Un beau court-métrage, qui parvient très bien à affirmer son côté fantastique, que ce soit par son scénario quelque peu extravagant, par son décors enchanteur ou ses personnages attachants. Le spectateur est pris dans ce conte merveilleux, à l'ambiance rappelant les contes de fées, mais insistant tout de même sur leur côté obscur. Une très belle fin, qui fait sortir de la tendance"morbide" qu'ont la plupart des productions du festival de cette année, malgré le côté noir de ce court-métrage, qui est vraiment à voir.

08/06/2011

BIG BANG BIG BOOM

BIG BANG BIG BOOM est un court-métrage Italien proposé dans la série des CMC 1. Cette vidéo met en scène plusieurs dessins; des animaux ou simplement des formes géométriques qui se poursuives pour mettre en scène une évolution des images et une transformation remarquable de dessin. Elle a été réalisée grâce à la technique de peinture sur mur (animation en stop motion), ce qui a donc permis de donner un peu de fraîcheur et d’énergie à cette sélection.

C’est sûrement la simplicité et la légèreté du synopsis qui ma plu dans ce film. Sans histoire conductrice, mis à part une évolution d’évènements dans l’espace, le développement et les conséquences des dessins. Le réalisateurs ; le peintre dans cette situation ; a proposé une mise en scène très original, en utilisant des endroits désaffectés, des lieux qui serons destiné à être repeint… J’ai une grande admiration pour sa patiente et sa motivation !

Cependant la qualité d’image reste médiocre et je pense que le film pourrait être beaucoup plus fluide, cela laisse donc une marge de progression pour leur prochaine réalisation.

L’artiste BLU à énormément d’imagination et de talent. Aller sur son site, de très belles vidéos : http://www.blublu.org/


Iris

CMC3


C'est parsemées d'avions en papiers que la séance des courts métrages en compétition 3 commença. Je ne vous cache pas que j'aurais bien parler de tout les courts métrages de cette troisième sélection officielle, mais ça aurait été trop dire. Sachez juste qu'ils ont tous quelque chose à prouver.
Je vais essayer de n'en parler que d'un. Pas spécialement mon préféré question animation mais un des seuls à m'avoir bien fait rire. Sadique en haut point, "Chroniques de la poisse" est un remonte moral de première. C'est l'histoire d'un poisson poisseux -pour le coup c'est le cas de le dire- qui, à chaque fois qu'il échappe une bulle de sa bouche, fait porter la poisse à d'autres. En passant par la grand-mère cardiaque ou encore les scouts, la poisse va faire mal. On aurait presque envie de crier VDM à la fin du générique, tel un hymne à la malchance. Normal, la poisse vient de France, par Osman Cerfon.
Je ne pouvais aussi pas parler de CMC 3 sans vous parler du magnifique court polonais "Paths of Hate" . Pure beauté d'animation, sur la confrontation suicidaire de l'homme face à lui même, ses propres démons. Une virée explosive dans les airs. Question d'animation, encore, l'impressionnant "Junk" (image si dessus) de Kirk Hendry pour la Grande Bretagne nous plonge dans l'extrême de la malbouffe. Un court qui m'a parfois fait penser à Tim Burton.
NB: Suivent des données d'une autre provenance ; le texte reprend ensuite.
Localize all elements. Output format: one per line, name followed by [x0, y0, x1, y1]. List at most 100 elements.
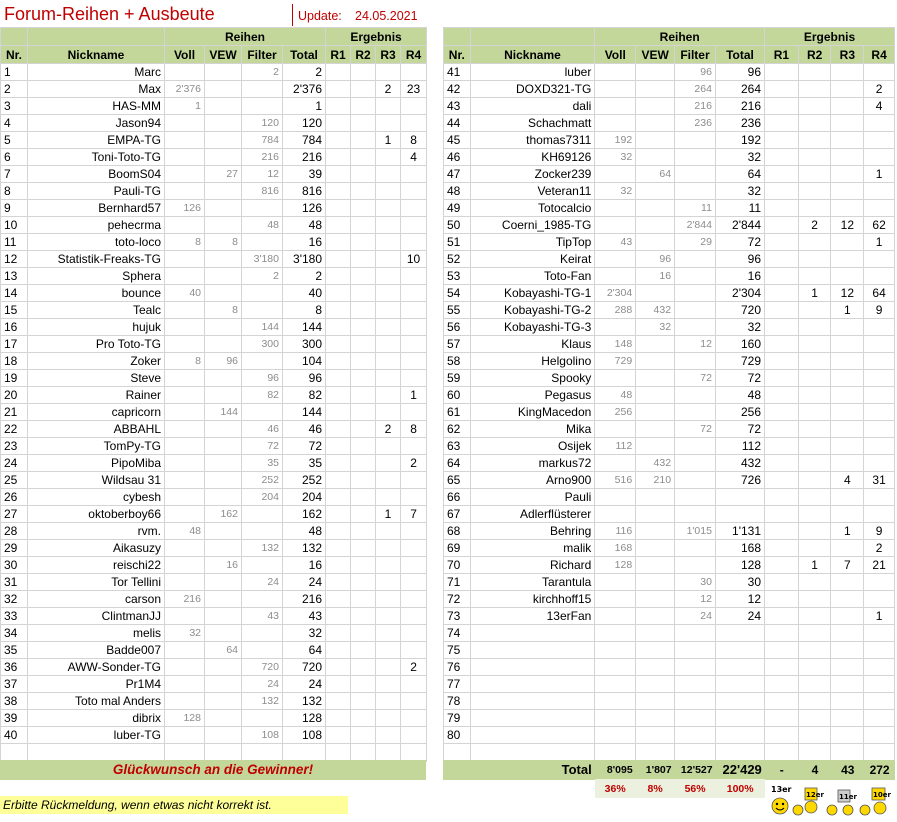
row-r2 — [797, 590, 832, 608]
row-r4 — [400, 641, 428, 659]
row-r1 — [764, 63, 799, 81]
row-voll — [164, 403, 205, 421]
footer-bar-right — [443, 760, 895, 780]
percent-row: 36% 8% 56% 100% — [443, 779, 895, 798]
row-voll — [164, 505, 205, 523]
row-r2 — [797, 80, 832, 98]
row-r3 — [830, 488, 865, 506]
row-nickname: Keirat — [469, 250, 596, 268]
row-voll — [594, 369, 637, 387]
table-row: 63 Osijek 112 112 — [443, 437, 895, 455]
row-r2 — [797, 641, 832, 659]
row-r3 — [830, 182, 865, 200]
row-r2 — [350, 250, 377, 268]
row-filter — [241, 709, 283, 727]
row-r4 — [400, 726, 428, 744]
row-filter — [674, 454, 716, 472]
row-r3 — [830, 675, 865, 693]
row-r3 — [830, 624, 865, 642]
row-filter — [674, 726, 716, 744]
row-nr: 21 — [0, 403, 28, 421]
row-vew — [204, 539, 242, 557]
table-row: 46 KH69126 32 32 — [443, 148, 895, 166]
row-voll — [594, 692, 637, 710]
row-r3 — [830, 539, 865, 557]
row-voll: 256 — [594, 403, 637, 421]
col-header-r4: R4 — [863, 45, 895, 64]
row-r4 — [863, 624, 895, 642]
table-row: 70 Richard 128 128 1 7 21 — [443, 556, 895, 574]
standings-table-left: Reihen Ergebnis Nr. Nickname Voll VEW Fi… — [0, 27, 428, 762]
row-nr: 6 — [0, 148, 28, 166]
table-row: 62 Mika 72 72 — [443, 420, 895, 438]
row-r4 — [863, 454, 895, 472]
row-vew — [635, 403, 676, 421]
row-r4 — [400, 335, 428, 353]
row-r4 — [863, 335, 895, 353]
row-r2 — [350, 369, 377, 387]
row-total: 96 — [281, 369, 327, 387]
row-voll: 128 — [164, 709, 205, 727]
row-total: 48 — [281, 522, 327, 540]
table-row: 76 — [443, 658, 895, 676]
row-voll — [594, 165, 637, 183]
row-r3 — [375, 624, 402, 642]
total-filter: 12'527 — [680, 763, 713, 776]
row-nickname: Zoker — [27, 352, 165, 370]
row-nickname: TipTop — [469, 233, 596, 251]
group-header-reihen: Reihen — [594, 27, 766, 46]
row-vew — [635, 641, 676, 659]
row-total: 8 — [281, 301, 327, 319]
row-nr: 47 — [443, 165, 471, 183]
row-r1 — [764, 267, 799, 285]
table-row: 19 Steve 96 96 — [0, 369, 428, 387]
row-nickname: toto-loco — [27, 233, 165, 251]
row-vew — [204, 709, 242, 727]
row-total: 16 — [281, 556, 327, 574]
col-header-total: Total — [714, 45, 766, 64]
row-filter — [674, 352, 716, 370]
row-total: 128 — [281, 709, 327, 727]
table-row: 78 — [443, 692, 895, 710]
row-total: 40 — [281, 284, 327, 302]
row-r3 — [830, 386, 865, 404]
row-r3 — [375, 573, 402, 591]
table-row: 26 cybesh 204 204 — [0, 488, 428, 506]
row-r3 — [830, 573, 865, 591]
row-r3 — [375, 641, 402, 659]
table-row: 10 pehecrma 48 48 — [0, 216, 428, 234]
row-nr: 32 — [0, 590, 28, 608]
row-vew — [635, 233, 676, 251]
row-voll: 168 — [594, 539, 637, 557]
table-row: 33 ClintmanJJ 43 43 — [0, 607, 428, 625]
row-total: 256 — [714, 403, 766, 421]
row-filter — [674, 624, 716, 642]
row-voll — [594, 658, 637, 676]
row-filter — [674, 641, 716, 659]
table-row: 36 AWW-Sonder-TG 720 720 2 — [0, 658, 428, 676]
row-nickname: kirchhoff15 — [469, 590, 596, 608]
row-total: 720 — [281, 658, 327, 676]
row-r1 — [325, 63, 352, 81]
row-r3 — [375, 216, 402, 234]
row-r4: 1 — [863, 165, 895, 183]
row-nickname — [469, 624, 596, 642]
row-total: 120 — [281, 114, 327, 132]
table-row: 1 Marc 2 2 — [0, 63, 428, 81]
row-voll — [164, 182, 205, 200]
table-row: 79 — [443, 709, 895, 727]
row-voll — [164, 726, 205, 744]
row-r4 — [400, 301, 428, 319]
row-filter: 2'844 — [674, 216, 716, 234]
row-nr: 29 — [0, 539, 28, 557]
row-filter: 2 — [241, 267, 283, 285]
row-r4 — [400, 539, 428, 557]
row-nr: 25 — [0, 471, 28, 489]
row-r3 — [830, 131, 865, 149]
winner-smileys-icon: 13er 12er 11er 10er — [771, 785, 891, 816]
table-row: 41 luber 96 96 — [443, 63, 895, 81]
row-r3 — [375, 63, 402, 81]
row-voll: 2'376 — [164, 80, 205, 98]
row-total — [714, 505, 766, 523]
row-filter: 816 — [241, 182, 283, 200]
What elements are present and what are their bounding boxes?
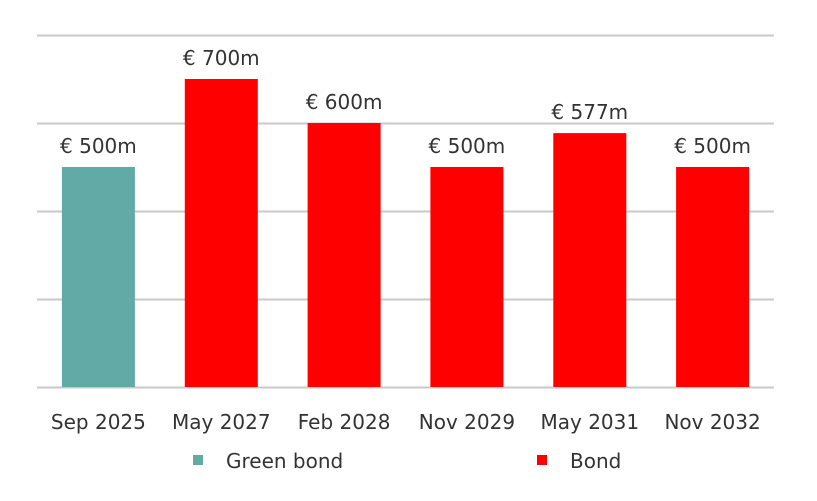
data-label-0: € 500m [60, 134, 137, 158]
x-tick-labels: Sep 2025 May 2027 Feb 2028 Nov 2029 May 2031… [51, 410, 761, 434]
data-labels: € 500m € 700m € 600m € 500m € 577m € 500m [60, 46, 751, 158]
legend-swatch-bond [537, 455, 547, 465]
bar-4 [553, 133, 627, 387]
bar-2 [307, 123, 381, 387]
legend-label-bond: Bond [570, 449, 621, 473]
bar-0 [61, 167, 135, 387]
bar-5 [676, 167, 750, 387]
bar-3 [430, 167, 504, 387]
legend-label-green-bond: Green bond [226, 449, 343, 473]
legend-swatch-green-bond [193, 455, 203, 465]
data-label-4: € 577m [551, 100, 628, 124]
x-tick-label-2: Feb 2028 [298, 410, 391, 434]
data-label-3: € 500m [429, 134, 506, 158]
legend: Green bond Bond [193, 449, 621, 473]
bar-1 [184, 79, 258, 387]
x-tick-label-5: Nov 2032 [664, 410, 760, 434]
bars [61, 79, 750, 387]
x-tick-label-4: May 2031 [540, 410, 639, 434]
x-tick-label-1: May 2027 [172, 410, 271, 434]
data-label-2: € 600m [306, 90, 383, 114]
data-label-5: € 500m [674, 134, 751, 158]
x-tick-label-0: Sep 2025 [51, 410, 146, 434]
x-tick-label-3: Nov 2029 [419, 410, 515, 434]
data-label-1: € 700m [183, 46, 260, 70]
gridlines [37, 34, 774, 389]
Voilà j'en ai trop dit. Pour finir, allez voir cette sélection, elle est juste parfaitement complète, tout y est !

P.S.: ne partez pas avant la fin, un mix d'Alien et La mouche version Pologne vous attend.

Critique Happy Tree Friends "See You Later Elevator"




Happy Tree Friends sont de petites vidéos de 4 mn environ crée par Mondo média.



Cette épisode "See You Later Elevator", parle d'une bande de 4 animaux qui sont dans un ascenseur. au prochain étage, un ours et son enfant attende l'ascenseur. Pour faire patienter le temps, Le papa ours s'allume une pipe avec une allumette, la jette par la fenêtre mais malencontreusement, le vent fait que l'allumette revient a l'étage du bas et met le feu a un tas de feuilles. Une quantité de gags et de maladresse vont alors arriver au gens de l'immeuble mêlant humour et gore.